Dunia literasi dan teknologi kembali bersinggungan dalam sebuah gugatan hukum yang menggemparkan. Dua penulis ternama, Grady Hendrix dan Jennifer Roberson, resmi mengajukan tuntutan terhadap Apple atas dugaan pelanggaran hak cipta. Mereka menuduh raksasa teknologi tersebut telah menggunakan karya-karya mereka secara ilegal untuk melatih model kecerdasan buatan tanpa izin atau kompensasi.
Dikutip dari Engadget, Selasa (9/9/2025), gugatan ini menjadi sorotan karena menyentuh isu krusial: bagaimana industri AI generatif memanfaatkan konten kreatif sebagai bahan bakar inovasi, sering kali tanpa persetujuan penciptanya.
Dalam dokumen gugatan yang kini berkembang menjadi class action, Hendrix dan Roberson mengklaim bahwa Applebot web scraper milik Apple telah mengakses “perpustakaan bayangan” yang berisi ribuan buku bajakan berhak cipta.
Di antara kumpulan data tersebut, mereka menemukan karya-karya mereka sendiri yang diduga digunakan untuk melatih sistem AI Apple Intelligence.
Tuduhan ini bukan hanya soal pelanggaran teknis, tetapi juga menyangkut etika dan nilai ekonomi dari karya sastra yang selama ini menjadi tulang punggung industri penerbitan.
Kedua penulis tersebut menegaskan bahwa Apple, sebagai perusahaan teknologi dengan valuasi triliunan dolar, tidak pernah berusaha memberikan kompensasi atas kontribusi intelektual mereka.
Dalam gugatan, mereka menyebut bahwa Apple telah menyalin karya berhak cipta untuk membangun model AI yang kini bersaing langsung dengan pasar buku.
Ironisnya, teknologi yang dilatih dari karya mereka justru berpotensi menggerus nilai komersial dari buku-buku itu sendiri.
“Perilaku ini telah merampas kendali kami atas karya kami, merusak nilai ekonomi dari pekerjaan kami, dan memposisikan Apple untuk meraih kesuksesan komersial melalui cara yang melanggar hukum,” tulis mereka dalam pernyataan resmi.
Kasus ini bukanlah yang pertama dalam gelombang gugatan terhadap perusahaan AI generatif.
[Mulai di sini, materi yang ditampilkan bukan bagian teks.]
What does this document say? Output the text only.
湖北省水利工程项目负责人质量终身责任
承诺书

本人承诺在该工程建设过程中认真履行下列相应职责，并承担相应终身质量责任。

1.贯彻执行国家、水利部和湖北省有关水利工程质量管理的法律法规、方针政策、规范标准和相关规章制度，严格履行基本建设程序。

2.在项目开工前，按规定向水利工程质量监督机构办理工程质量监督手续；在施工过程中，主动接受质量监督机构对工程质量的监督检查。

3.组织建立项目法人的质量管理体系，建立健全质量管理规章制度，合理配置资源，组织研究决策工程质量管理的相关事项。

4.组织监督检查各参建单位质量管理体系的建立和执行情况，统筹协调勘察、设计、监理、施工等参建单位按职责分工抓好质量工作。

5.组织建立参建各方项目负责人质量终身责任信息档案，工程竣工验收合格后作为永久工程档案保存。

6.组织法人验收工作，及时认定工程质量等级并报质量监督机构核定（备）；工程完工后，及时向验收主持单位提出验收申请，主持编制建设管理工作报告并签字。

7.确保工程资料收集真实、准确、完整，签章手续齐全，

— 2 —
OpenAI, pengembang ChatGPT, saat ini tengah menghadapi tuntutan dari berbagai pihak, termasuk The New York Times dan organisasi media nirlaba tertua di Amerika Serikat.
Gugatan-gugatan tersebut menyoroti praktik pengambilan data tanpa izin dari sumber jurnalistik dan sastra, yang digunakan untuk melatih model bahasa besar.
Di sisi lain, Anthropic perusahaan di balik chatbot Claude baru-baru ini menyetujui penyelesaian senilai $1,5 miliar dalam kasus serupa. Dalam gugatan tersebut, sekitar 500.000 penulis dilaporkan akan menerima kompensasi sebesar $3.000 per karya yang digunakan tanpa izin.
Fenomena ini menandai titik kritis dalam hubungan antara teknologi dan hak kekayaan intelektual. Di satu sisi, AI generatif menjanjikan efisiensi dan inovasi luar biasa. Namun di sisi lain, ia mengandalkan data yang sering kali berasal dari karya manusia yang dilindungi hukum.
Ketika perusahaan teknologi besar mulai membangun sistem cerdas dari konten yang tidak mereka ciptakan, pertanyaan tentang keadilan, transparansi, dan tanggung jawab hukum menjadi semakin mendesak.
Gugatan terhadap Apple ini bisa menjadi preseden penting dalam menentukan batas etis dan legal penggunaan data kreatif untuk pelatihan AI. Jika para penulis berhasil membuktikan bahwa karya mereka digunakan tanpa izin, maka industri AI mungkin akan menghadapi gelombang regulasi baru yang menuntut transparansi dan kompensasi yang adil.
Di tengah euforia teknologi, suara para kreator kini mulai menggema, menuntut pengakuan dan perlindungan atas hak mereka di era digital yang semakin kompleks.